Technology firm Fitbit is taking advantage of the rapidly expanding market for connected health and fitness by launching its business on the New York Stock Exchange, it announced on Thursday night.
Planning to sell shares worth up to $100m (£64m), the San Francisco-based fitness band maker will list its shares on the New York Stock Exchange under the symbol “FIT”.
Fitbit was founded in 2007 by James Park, its chief executive, and his business partner Eric Friedman.
It claims to have pioneered the connected health and fitness market in addition to being the leader in the US fitness tracker market, with a 68% share, according to figures from the NPD Group.
The company sold 10.9m devices last year and reported revenues of $745.4m in 2014 – almost three times the total for the previous year. For the first quarter of 2015, revenue more than trebled to $336.8m.
Fitbit’s entry-level Zip tracker costs $59.95, or £39.99 in the UK, while at the other end of the range its Surge “super watch” costs $249.95, or £199.99.
Net profit came in at $131.8m for 2014 and $48m for the first quarter.
The company, which has made considerable inroads into the corporate wellness market, said it has 9.5m active paid users as of 31 March.
IBISWorld estimated that the US corporate wellness industry will be worth $10.4bn in 2018, up from $7.4bn last year.
Fitbit’s strategy for growth is based on continuing to introduce innovative products with new features and services, as well as making further inroads into the corporate wellness market.

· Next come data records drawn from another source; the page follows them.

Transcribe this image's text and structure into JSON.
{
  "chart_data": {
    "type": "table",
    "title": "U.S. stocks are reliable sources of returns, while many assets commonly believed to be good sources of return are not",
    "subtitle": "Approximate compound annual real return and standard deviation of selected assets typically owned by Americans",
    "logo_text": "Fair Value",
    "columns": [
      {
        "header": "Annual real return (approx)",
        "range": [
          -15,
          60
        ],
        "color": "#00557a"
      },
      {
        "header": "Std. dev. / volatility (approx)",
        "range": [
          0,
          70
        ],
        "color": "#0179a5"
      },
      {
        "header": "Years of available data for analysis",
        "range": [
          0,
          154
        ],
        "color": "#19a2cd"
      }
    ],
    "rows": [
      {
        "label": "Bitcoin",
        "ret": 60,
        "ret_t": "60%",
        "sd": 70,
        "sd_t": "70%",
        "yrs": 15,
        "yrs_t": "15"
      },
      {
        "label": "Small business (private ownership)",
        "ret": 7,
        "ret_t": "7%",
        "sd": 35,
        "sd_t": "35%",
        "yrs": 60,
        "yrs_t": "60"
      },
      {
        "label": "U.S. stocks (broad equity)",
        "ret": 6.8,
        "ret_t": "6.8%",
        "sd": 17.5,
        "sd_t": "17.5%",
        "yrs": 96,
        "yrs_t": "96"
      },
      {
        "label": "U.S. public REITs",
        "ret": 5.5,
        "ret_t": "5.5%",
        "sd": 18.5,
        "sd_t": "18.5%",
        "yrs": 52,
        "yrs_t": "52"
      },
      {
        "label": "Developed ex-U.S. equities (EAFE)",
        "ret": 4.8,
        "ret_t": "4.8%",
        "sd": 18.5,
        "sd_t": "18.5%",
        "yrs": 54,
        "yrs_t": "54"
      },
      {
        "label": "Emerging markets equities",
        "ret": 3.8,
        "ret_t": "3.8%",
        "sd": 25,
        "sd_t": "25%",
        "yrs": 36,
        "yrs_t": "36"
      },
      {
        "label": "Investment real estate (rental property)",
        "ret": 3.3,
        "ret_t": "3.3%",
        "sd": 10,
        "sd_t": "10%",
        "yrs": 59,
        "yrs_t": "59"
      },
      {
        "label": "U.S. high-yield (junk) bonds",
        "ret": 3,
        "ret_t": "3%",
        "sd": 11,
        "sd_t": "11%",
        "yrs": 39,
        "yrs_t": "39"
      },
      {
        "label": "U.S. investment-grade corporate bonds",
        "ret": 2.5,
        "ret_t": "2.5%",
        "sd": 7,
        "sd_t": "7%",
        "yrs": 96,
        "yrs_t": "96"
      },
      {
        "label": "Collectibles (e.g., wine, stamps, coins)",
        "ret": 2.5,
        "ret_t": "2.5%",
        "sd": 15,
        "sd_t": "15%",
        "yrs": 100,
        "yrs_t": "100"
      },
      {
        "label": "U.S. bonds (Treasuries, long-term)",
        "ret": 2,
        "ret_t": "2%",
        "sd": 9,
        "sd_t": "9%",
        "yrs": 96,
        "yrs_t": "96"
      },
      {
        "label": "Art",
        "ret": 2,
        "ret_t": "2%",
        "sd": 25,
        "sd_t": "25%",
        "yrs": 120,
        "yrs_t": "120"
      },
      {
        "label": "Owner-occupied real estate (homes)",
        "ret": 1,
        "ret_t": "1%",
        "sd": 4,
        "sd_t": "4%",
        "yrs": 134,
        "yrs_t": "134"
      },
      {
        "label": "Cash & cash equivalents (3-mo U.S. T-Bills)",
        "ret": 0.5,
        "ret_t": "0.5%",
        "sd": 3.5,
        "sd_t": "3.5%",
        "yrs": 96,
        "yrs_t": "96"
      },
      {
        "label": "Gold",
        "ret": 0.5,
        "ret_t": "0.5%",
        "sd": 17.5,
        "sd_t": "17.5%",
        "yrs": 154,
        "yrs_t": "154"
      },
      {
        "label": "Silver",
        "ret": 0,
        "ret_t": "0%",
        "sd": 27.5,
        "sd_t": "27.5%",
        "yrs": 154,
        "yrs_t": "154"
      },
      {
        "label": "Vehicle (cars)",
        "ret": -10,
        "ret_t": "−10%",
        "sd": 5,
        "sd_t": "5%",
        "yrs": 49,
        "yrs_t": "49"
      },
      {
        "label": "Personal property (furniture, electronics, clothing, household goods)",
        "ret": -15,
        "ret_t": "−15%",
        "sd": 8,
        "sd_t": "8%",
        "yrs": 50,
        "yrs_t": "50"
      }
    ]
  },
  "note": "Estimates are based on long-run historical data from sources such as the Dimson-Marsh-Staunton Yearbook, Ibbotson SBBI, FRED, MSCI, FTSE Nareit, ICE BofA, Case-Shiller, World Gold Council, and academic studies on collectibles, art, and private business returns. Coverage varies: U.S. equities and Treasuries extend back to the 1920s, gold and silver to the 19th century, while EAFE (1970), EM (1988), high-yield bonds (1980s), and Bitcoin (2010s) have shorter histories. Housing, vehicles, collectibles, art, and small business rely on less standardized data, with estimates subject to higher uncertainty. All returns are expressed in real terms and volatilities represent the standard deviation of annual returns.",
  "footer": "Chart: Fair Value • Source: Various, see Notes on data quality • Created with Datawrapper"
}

In its filing, the company acknowledged that it operated in a “highly competitive market” and cites the Apple Watch as one possible threat, along with products from competitors including Garmin, Jawbone and Misfit.
The company valued itself at about $1.2bn in March, according to the Wall Street Journal.
It has raised more than $80m from investors, including venture capital firm Foundry Group, which is the largest stakeholder in Fitbit with a 28.9% stake.